Intellectual property remains a “black art,” understood by few while influencing many. To shed light on that dark topic, this book provides a dynamic view of intellectual property – how it arises, grows, and flows, how it shapes global society, and how society shapes it over time. This book is directed to people who want to learn how intellectual property shapes our world, to understand the controversies over intellectual property, and more importantly to use their knowledge to help them meet their own goals.

All of us – creative individuals, inventors, authors, business people, and curious people everywhere, in corporations, academia, nongovernmental organizations, and government agencies, in rich and poor countries – can learn the fundamental concepts, dynamics, and strategies of intellectual property. We can apply this understanding to find new meaning in our surroundings, and new strategies that will best help us achieve our goals.

Globalization, innovation, and good leadership are universally recognized as driving forces in society, given the accelerating pace of technological change; the rise of a “knowledge economy;” the tightening interdependence of markets, technology, and culture; and the growing disparity between global haves and have-nots. It should be selfevident that intellectual property is a key to understanding the dynamics of global innovation, but it has not received the comprehensive attention it deserves. Instead, most books about intellectual property are written narrowly for a specialized audience.

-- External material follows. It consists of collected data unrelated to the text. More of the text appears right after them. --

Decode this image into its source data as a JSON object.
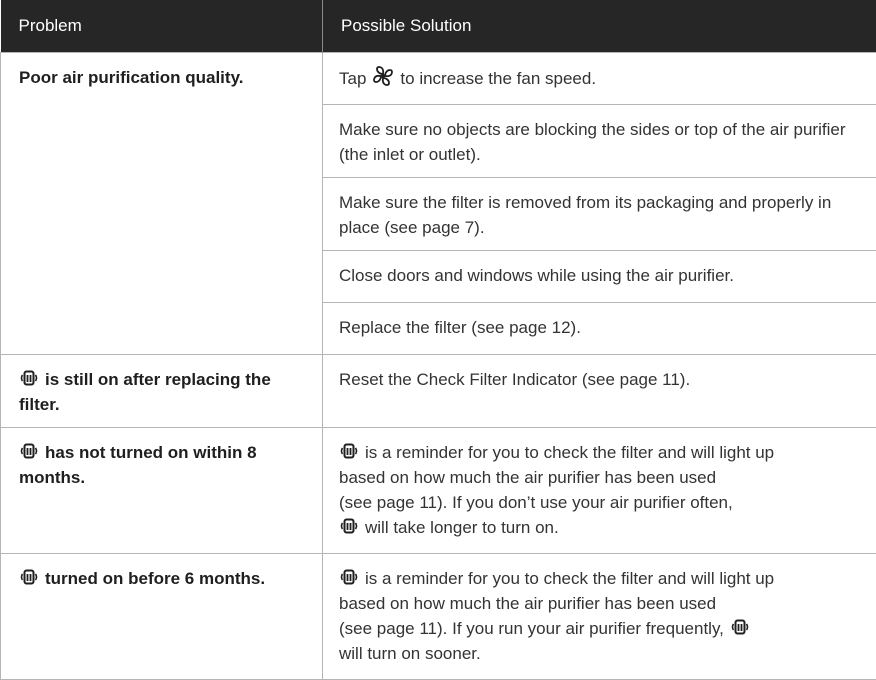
{
  "header": {
    "problem": "Problem",
    "solution": "Possible Solution"
  },
  "rows": [
    {
      "problem": "Poor air purification quality.",
      "solutions": [
        {
          "before": "Tap",
          "icon": "fan-icon",
          "after": "to increase the fan speed."
        },
        {
          "text": "Make sure no objects are blocking the sides or top of the air purifier (the inlet or outlet)."
        },
        {
          "text": "Make sure the filter is removed from its packaging and properly in place (see page 7)."
        },
        {
          "text": "Close doors and windows while using the air purifier."
        },
        {
          "text": "Replace the filter (see page 12)."
        }
      ]
    },
    {
      "problem_icon": "check-filter-icon",
      "problem": "is still on after replacing the filter.",
      "solution": "Reset the Check Filter Indicator (see page 11)."
    },
    {
      "problem_icon": "check-filter-icon",
      "problem": "has not turned on within 8 months.",
      "solution_icon": "check-filter-icon",
      "solution_lines": [
        "is a reminder for you to check the filter and will light up",
        "based on how much the air purifier has been used",
        "(see page 11). If you don’t use your air purifier often,",
        "will take longer to turn on."
      ]
    },
    {
      "problem_icon": "check-filter-icon",
      "problem": "turned on before 6 months.",
      "solution_icon": "check-filter-icon",
      "solution_lines": [
        "is a reminder for you to check the filter and will light up",
        "based on how much the air purifier has been used",
        "(see page 11). If you run your air purifier frequently,",
        "will turn on sooner."
      ]
    }
  ]
}
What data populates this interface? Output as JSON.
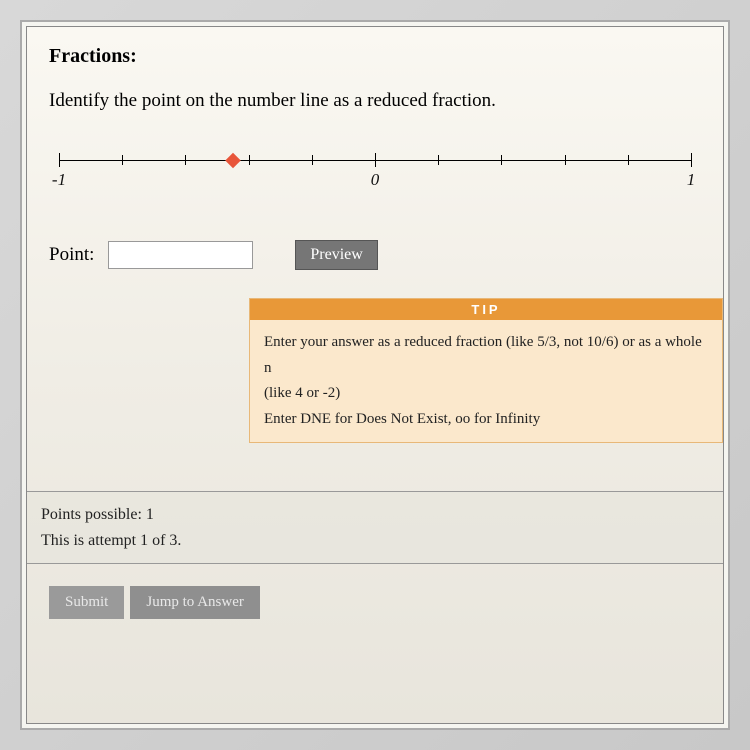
{
  "title": "Fractions:",
  "instruction": "Identify the point on the number line as a reduced fraction.",
  "numberLine": {
    "min": -1,
    "max": 1,
    "labels": {
      "left": "-1",
      "mid": "0",
      "right": "1"
    },
    "pointPercent": 27.5
  },
  "answer": {
    "label": "Point:",
    "value": "",
    "previewLabel": "Preview"
  },
  "tip": {
    "header": "TIP",
    "line1": "Enter your answer as a reduced fraction (like 5/3, not 10/6) or as a whole n",
    "line2": "(like 4 or -2)",
    "line3": "Enter DNE for Does Not Exist, oo for Infinity"
  },
  "footer": {
    "points": "Points possible: 1",
    "attempt": "This is attempt 1 of 3."
  },
  "actions": {
    "submit": "Submit",
    "jump": "Jump to Answer"
  }
}
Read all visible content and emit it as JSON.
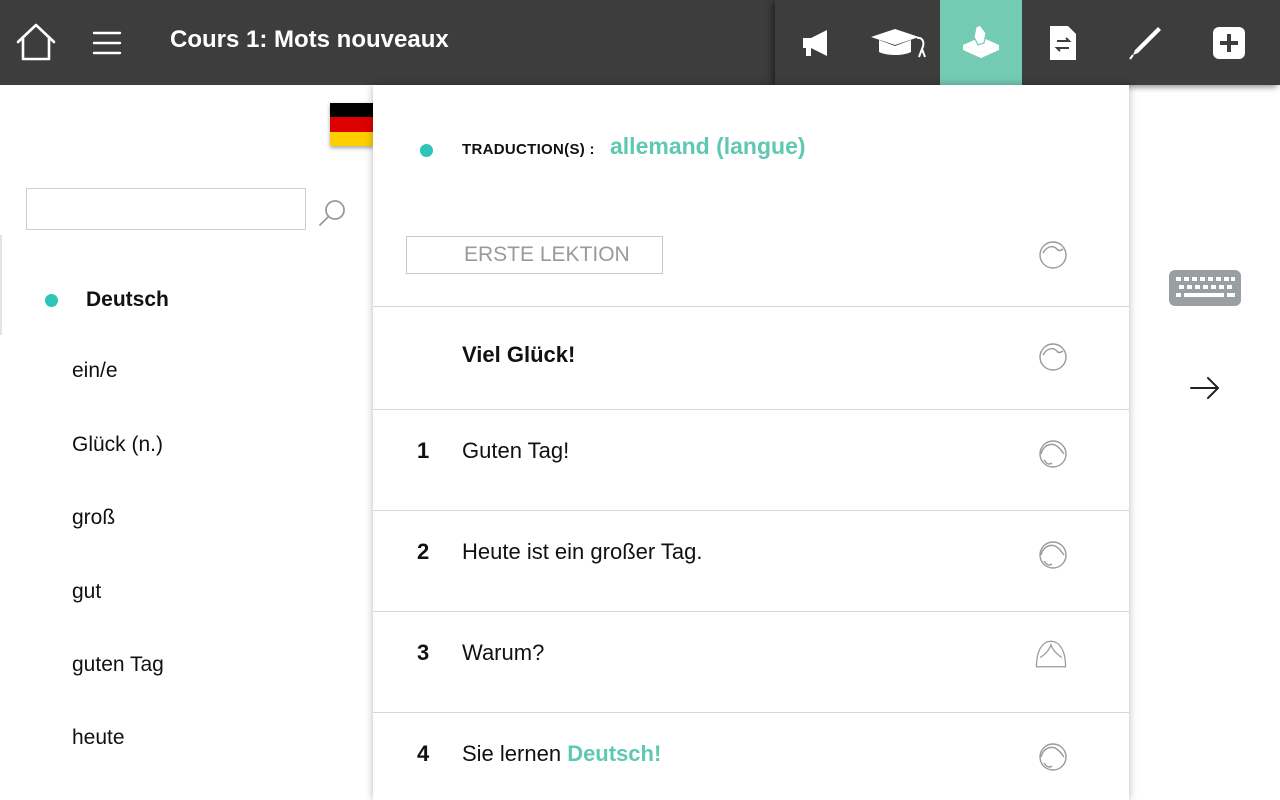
{
  "header": {
    "title": "Cours 1: Mots nouveaux",
    "home_icon": "home-icon",
    "menu_icon": "hamburger-menu-icon"
  },
  "toolbar": {
    "items": [
      {
        "icon": "megaphone-icon",
        "active": false
      },
      {
        "icon": "graduation-cap-icon",
        "active": false
      },
      {
        "icon": "hand-box-icon",
        "active": true
      },
      {
        "icon": "document-swap-icon",
        "active": false
      },
      {
        "icon": "pencil-icon",
        "active": false
      },
      {
        "icon": "plus-icon",
        "active": false
      }
    ],
    "active_color": "#74cbb4"
  },
  "flag": {
    "icon": "german-flag-icon",
    "colors": [
      "#000000",
      "#dd0000",
      "#ffce00"
    ]
  },
  "search": {
    "value": "",
    "placeholder": ""
  },
  "word_list": {
    "active_index": 0,
    "items": [
      "Deutsch",
      "ein/e",
      "Glück (n.)",
      "groß",
      "gut",
      "guten Tag",
      "heute"
    ]
  },
  "translation": {
    "label": "TRADUCTION(S) :",
    "value": "allemand (langue)"
  },
  "lesson": {
    "title": "ERSTE LEKTION",
    "heading": "Viel Glück!",
    "sentences": [
      {
        "num": "1",
        "text": "Guten Tag!",
        "highlight": ""
      },
      {
        "num": "2",
        "text": "Heute ist ein großer Tag.",
        "highlight": ""
      },
      {
        "num": "3",
        "text": "Warum?",
        "highlight": ""
      },
      {
        "num": "4",
        "text": "Sie lernen ",
        "highlight": "Deutsch!"
      }
    ]
  },
  "accent_color": "#5ec8b2",
  "dot_color": "#2ec4b6"
}
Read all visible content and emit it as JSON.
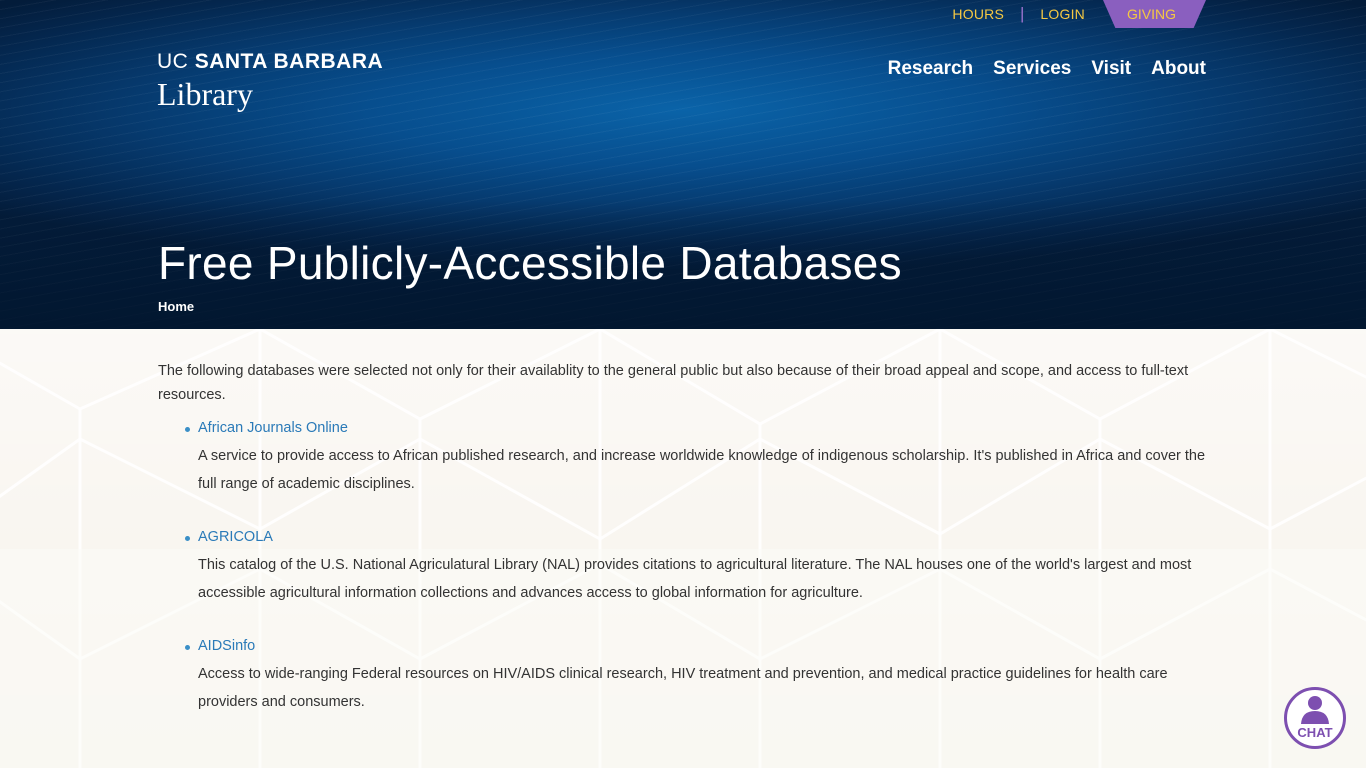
{
  "utility_nav": {
    "hours": "HOURS",
    "login": "LOGIN",
    "giving": "GIVING"
  },
  "logo": {
    "line1_prefix": "UC",
    "line1_name": "SANTA BARBARA",
    "line2": "Library"
  },
  "main_nav": [
    "Research",
    "Services",
    "Visit",
    "About"
  ],
  "page": {
    "title": "Free Publicly-Accessible Databases",
    "breadcrumb": "Home"
  },
  "content": {
    "intro": "The following databases were selected not only for their availablity to the general public but also because of their broad appeal and scope, and access to full-text resources.",
    "databases": [
      {
        "name": "African Journals Online",
        "description": "A service to provide access to African published research, and increase worldwide knowledge of indigenous scholarship. It's published in Africa and cover the full range of academic disciplines."
      },
      {
        "name": "AGRICOLA",
        "description": "This catalog of the U.S. National Agriculatural Library (NAL) provides citations to agricultural literature. The NAL houses one of the world's largest and most accessible agricultural information collections and advances access to global information for agriculture."
      },
      {
        "name": "AIDSinfo",
        "description": "Access to wide-ranging Federal resources on HIV/AIDS clinical research, HIV treatment and prevention, and medical practice guidelines for health care providers and consumers."
      }
    ]
  },
  "chat": {
    "label": "CHAT",
    "icon": "person-icon"
  },
  "colors": {
    "accent_gold": "#f5c842",
    "accent_purple": "#8a5fbf",
    "link_blue": "#2a7ab8",
    "hero_blue": "#0a63a8"
  }
}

The lack of broad attention to intellectual property’s central role in innovation may derive from the extreme legal, economic, and technical complexity of the topic, and a lack of education about its fundamental concepts. A shared global conceptual framework would help innovators, authors, readers, and ultimately society. Business people, management experts, and lawyers could avoid costly mistakes. Economists, academics, policy makers, and lobbyists could reconsider unhelpful simplistic polarized positions opposed to or in favor of the present system, and instead present more practical suggestions. If these people could gain an understanding of the duality of intellectual property and its role in driving the innovation cycle, society would benefit, and so would they.

This book begins to fill that gap by providing a brief but comprehensive account of the fundamental IP concepts and dynamics that apply broadly to all communities throughout the world – including industry, nonprofit institutions, and developing countries. Surprisingly, despite the excruciating complexity of the field, people can quickly learn the basic tools they need to understand what intellectual property is, why it is important in their lives, and how they can use this knowledge to further their own pursuits, or just to become better informed citizens.

The audience for this book includes anyone interested in innovation, and how intellectual property encourages, channels (or stifles), and puts innovation to work. That includes innovators and people who work with innovation – lawyers, business people, academics, and policy makers, in rich and poor countries, whether or not they have any experience with intellectual property, and regardless of their nationality and profession. It includes practitioners concerned with entrepreneurship, scientific research, technical and cultural innovation, and other creative endeavors around the world, as well as academics and policy analysts concerned with innovation and globalization. It also includes business students and business people in all industries (publishing, biotechnology, computer science, manufacturing, finance, entertainment, and service industries), and a broader range of academics, government officials, intellectual property and business lawyers, law students, nonprofit entrepreneurs, history buffs, and more.